As described above, our study specifically examined the coronal view, which is unique to ABUS. The coronal view is able to provide additional information for the detection and diagnosis of breast lesions (1,3,7,8,15). In the coronal view, multiple masses and large lesions can be displayed in one view with the location of these lesions accurately visualized. The higher diagnostic performance found with use of the coronal view can be explained by the fact that architectural distortion is clearly visualized (1,3,7). Kalmantis et al. (16) reported the retraction pattern was apparent in 88.7% of malignant cases (sensitivity = 0.89, specificity = 0.96, positive predictive value = 0.96, negative predictive value = 0.92). Architectural distortion is the imaging sign that led to the discovery of the tumor. Even a small mass can be easily detected if the distortion surrounding the lesion is identified, which leads to an increase in diagnostic performance. Lin et al. (7) reported ABUS could display the retraction phenomenon in the coronal view with a high sensitivity and high specificity in detecting breast cancer, and a high accuracy in discriminating malignant from benign lesions.

To evaluate the necessity for experience with ABUS, the same observer study was conducted with a physician possessing only one month of experience with ABUS. The AUC for this reader for the coronal view (0.815) was less than that for the transverse view (0.901, P = 0.068). Therefore, based on this limited evaluation, the experience reading coronal views is necessary to assess lesions accurately.

In terms of the reading time, it is conceivable that the coronal view was faster due to the small number of slices present between the chest wall and the skin, whereas with the transverse view, it was necessary to read slices from the bottom to the top of the breast.

The present study has some limitations.

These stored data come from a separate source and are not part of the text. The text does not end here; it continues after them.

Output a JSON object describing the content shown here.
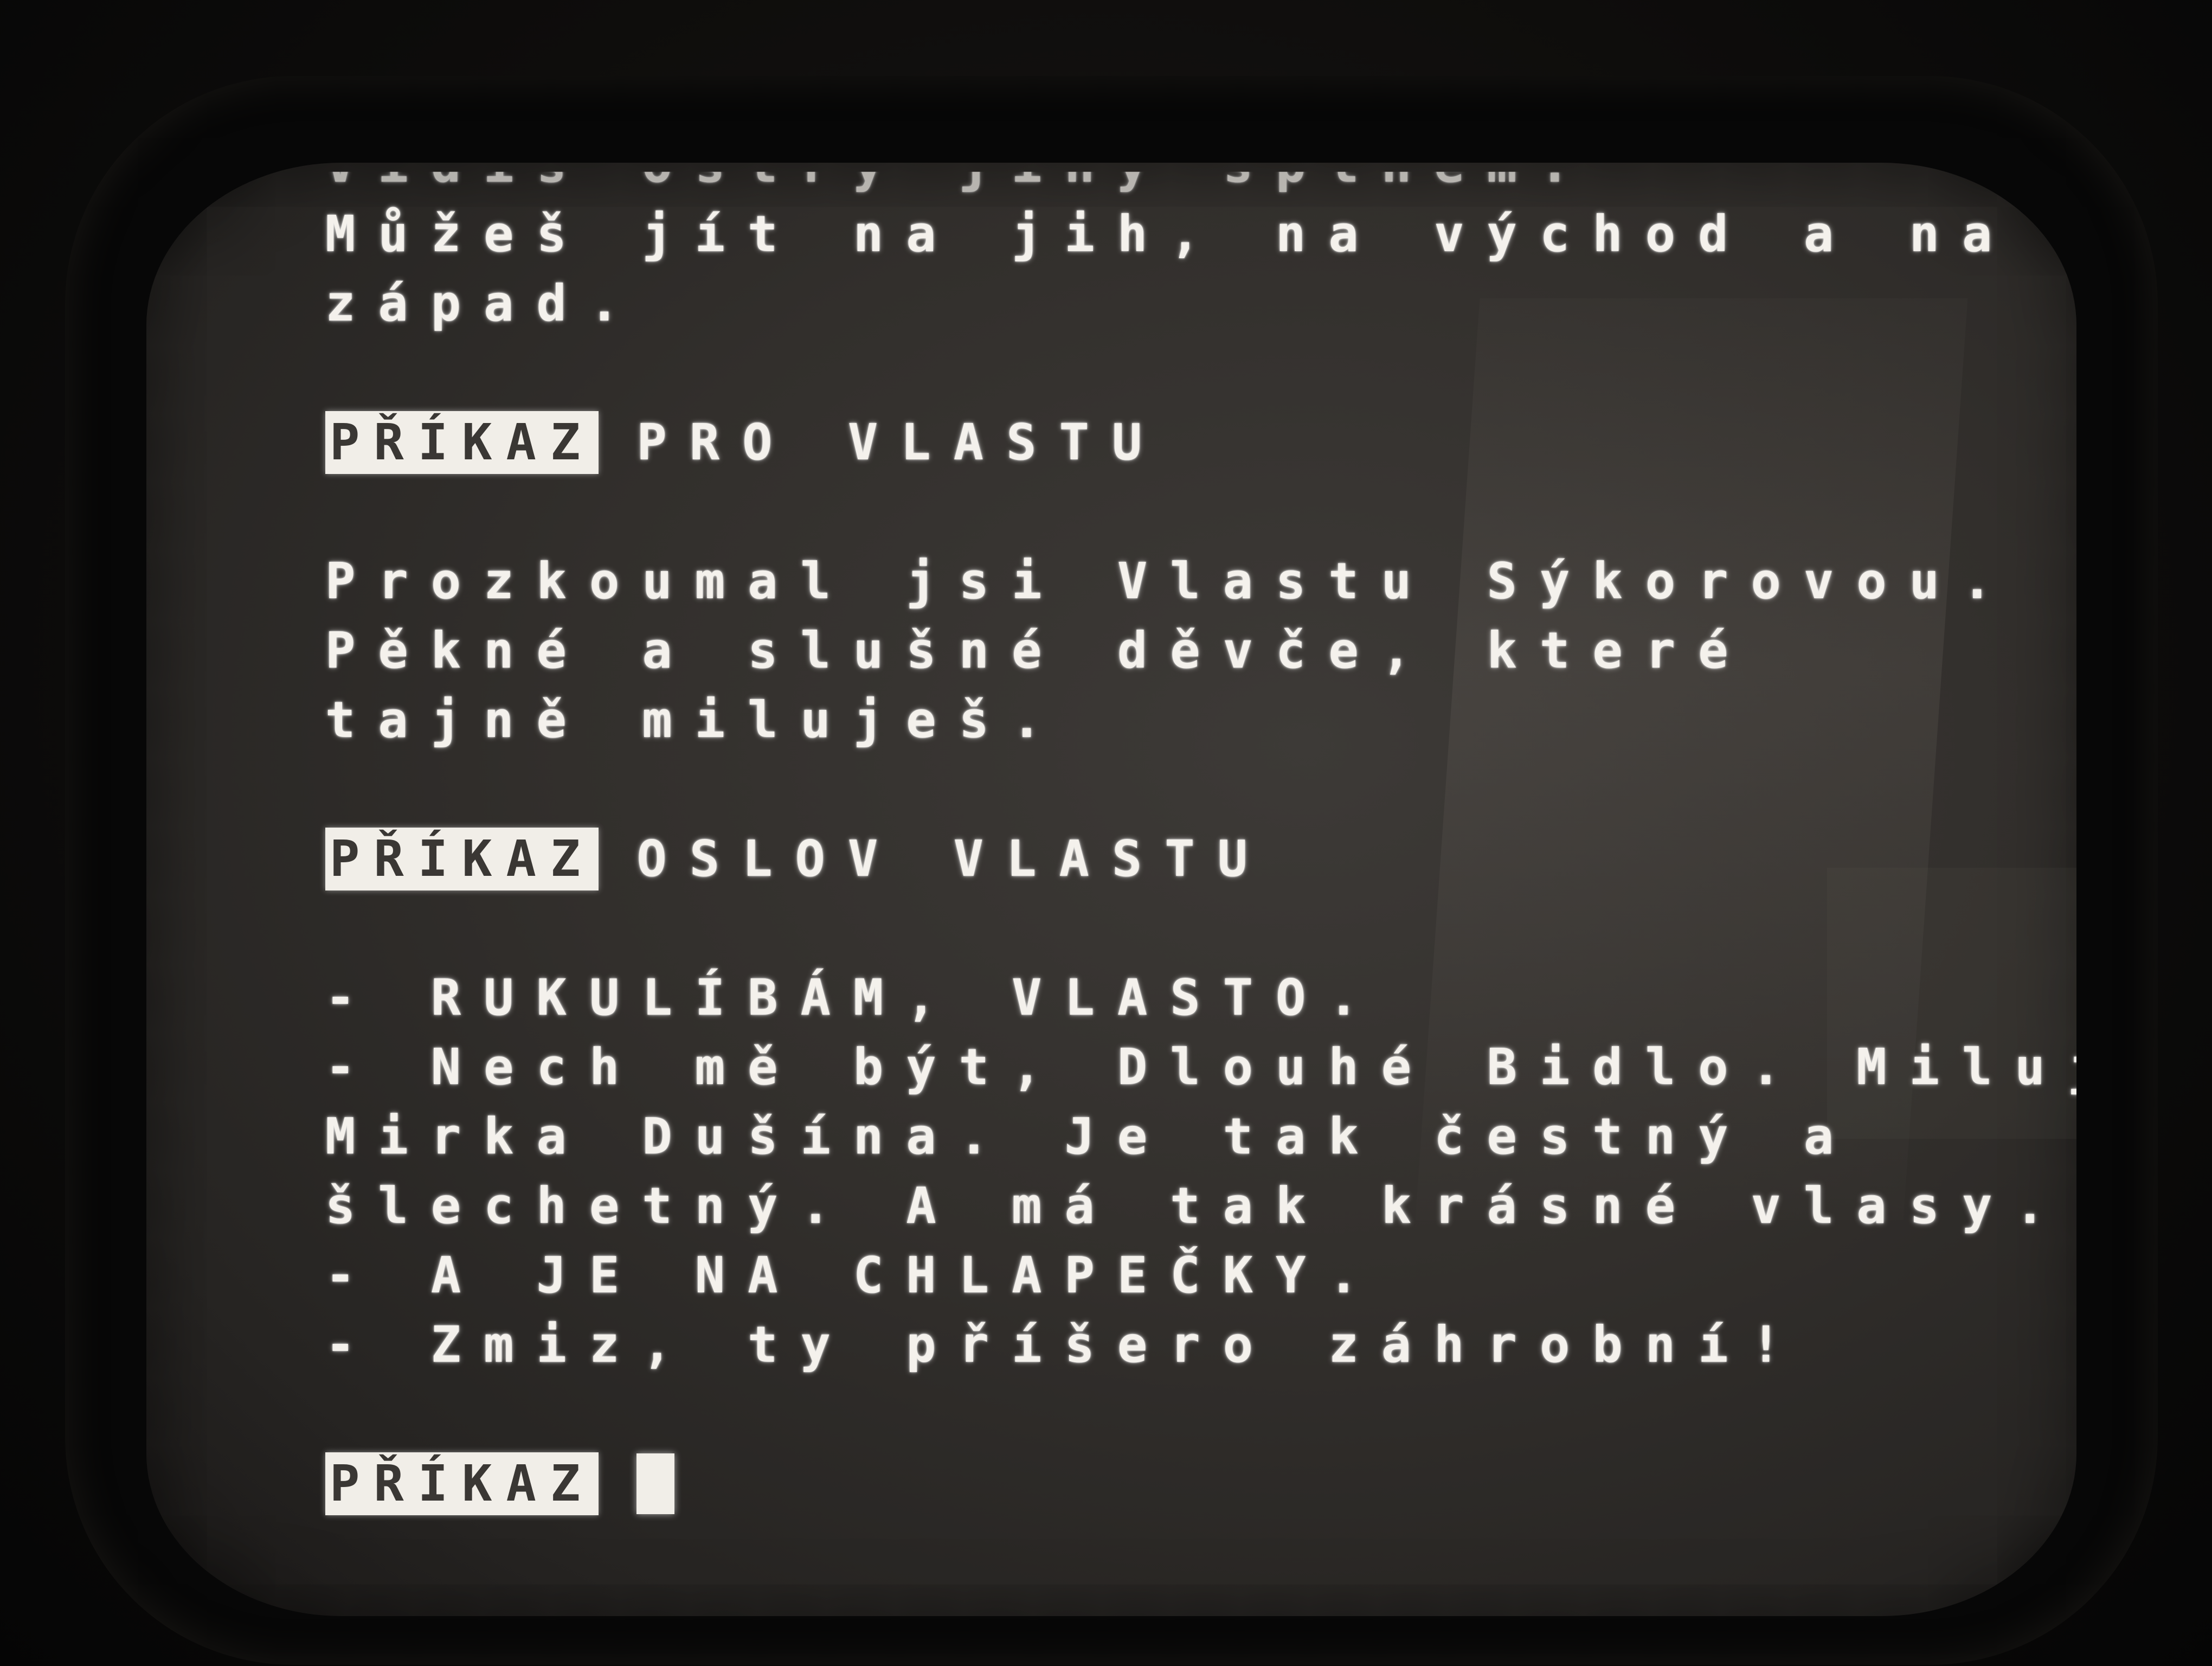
{
  "screen": {
    "previous_line_partial": "Vidíš ostrý jiný šplhem.",
    "lines": [
      {
        "type": "text",
        "text": "Můžeš jít na jih, na východ a na"
      },
      {
        "type": "text",
        "text": "západ."
      },
      {
        "type": "gap"
      },
      {
        "type": "command",
        "prompt": "PŘÍKAZ",
        "input": "PRO VLASTU"
      },
      {
        "type": "gap"
      },
      {
        "type": "text",
        "text": "Prozkoumal jsi Vlastu Sýkorovou."
      },
      {
        "type": "text",
        "text": "Pěkné a slušné děvče, které"
      },
      {
        "type": "text",
        "text": "tajně miluješ."
      },
      {
        "type": "gap"
      },
      {
        "type": "command",
        "prompt": "PŘÍKAZ",
        "input": "OSLOV VLASTU"
      },
      {
        "type": "gap"
      },
      {
        "type": "text",
        "text": "- RUKULÍBÁM, VLASTO."
      },
      {
        "type": "text",
        "text": "- Nech mě být, Dlouhé Bidlo. Miluji"
      },
      {
        "type": "text",
        "text": "Mirka Dušína. Je tak čestný a"
      },
      {
        "type": "text",
        "text": "šlechetný. A má tak krásné vlasy."
      },
      {
        "type": "text",
        "text": "- A JE NA CHLAPEČKY."
      },
      {
        "type": "text",
        "text": "- Zmiz, ty příšero záhrobní!"
      },
      {
        "type": "gap"
      },
      {
        "type": "command",
        "prompt": "PŘÍKAZ",
        "input": "",
        "cursor": true
      }
    ]
  },
  "colors": {
    "phosphor": "#f4f1ec",
    "screen_bg": "#322f2c",
    "prompt_text": "#3a3734"
  }
}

First, this was a retrospective study involving only a single institution and the number of readers was small. The main limitation, however, was that the design had a limited sample size of only 100 selected datasets. Additionally, the proportion of cases was not representative of the whole population. Unlike an actual screening setting, ABUS images were interpreted using either coronal view or transverse view alone. Therefore, the results of diagnostic accuracy cannot be applied to general breast cancer screening and must be carefully interpreted. Although the selection bias had an effect on the ROC results, it would not impact the comparison between the coronal view and the transverse view in the present study. Currently, we are planning a well-designed study involving multiple institutions for the purpose of a more comprehensive evaluation of coronal view.

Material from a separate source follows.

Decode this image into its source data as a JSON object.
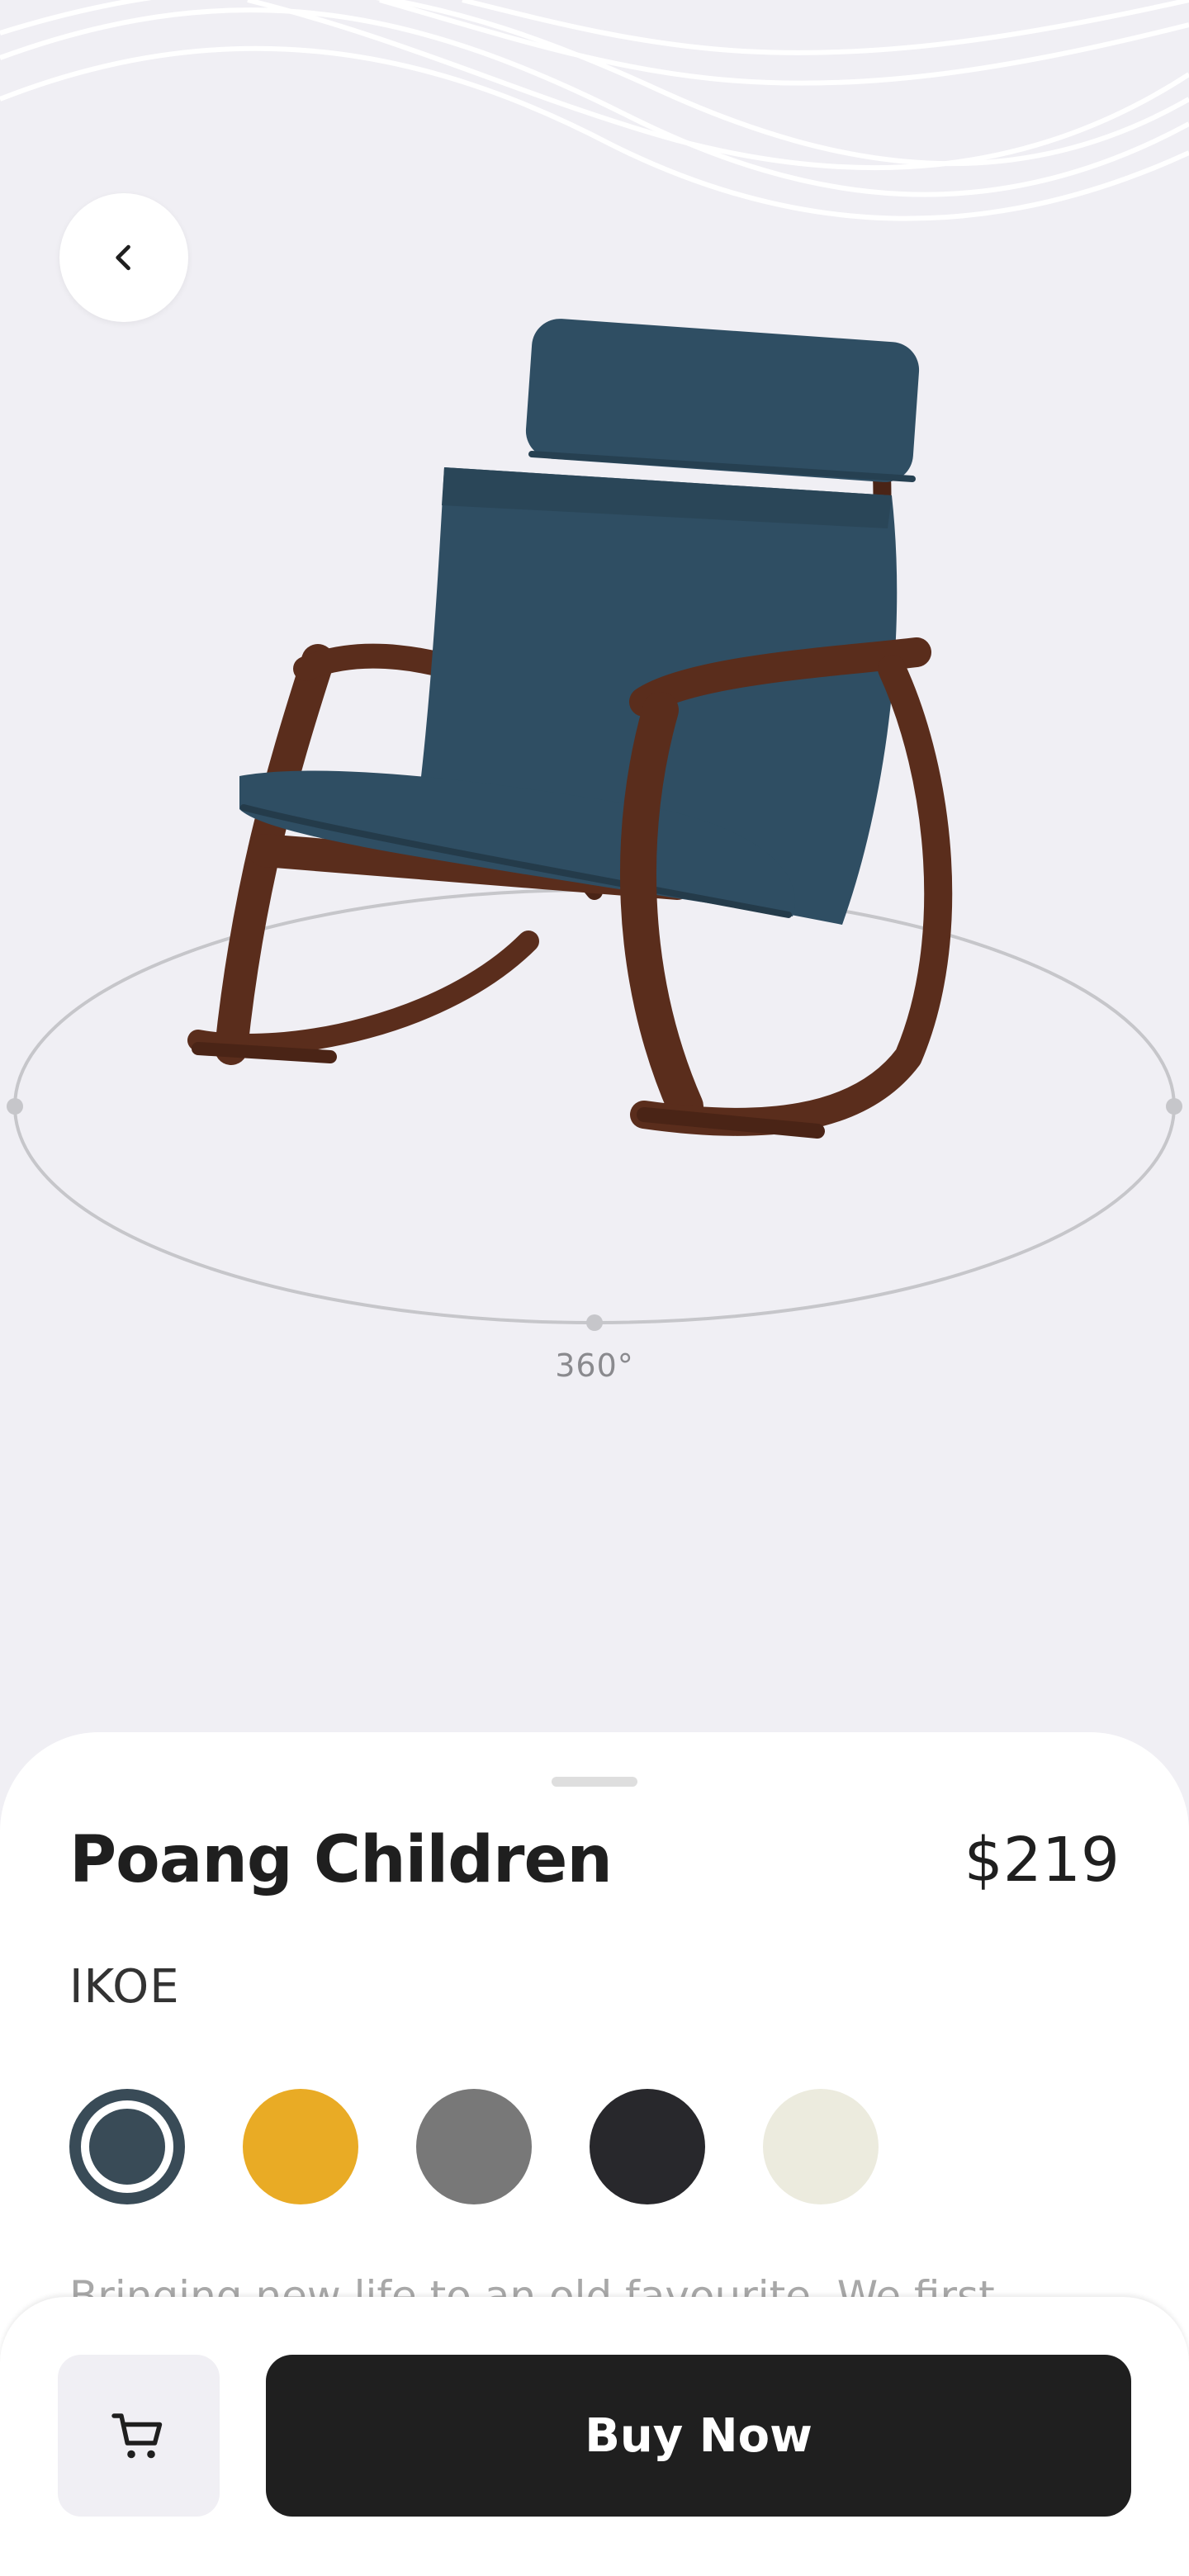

In conclusion, in the present observer study, the average AUC for experienced observers using the coronal view was significantly greater than that with the transverse view. It is conceivable that the accurate use of the coronal view will lead to improvement in diagnostic performance in breast cancer screening. This should be confirmed with a larger prospective study to verify the trends seen here. We are conducting multi-center research that builds on the research presented here. Furthermore, it is hoped that computer-aided detection and artificial intelligence utilizing breast volume data and coronal view information will improve the early detection of breast cancer.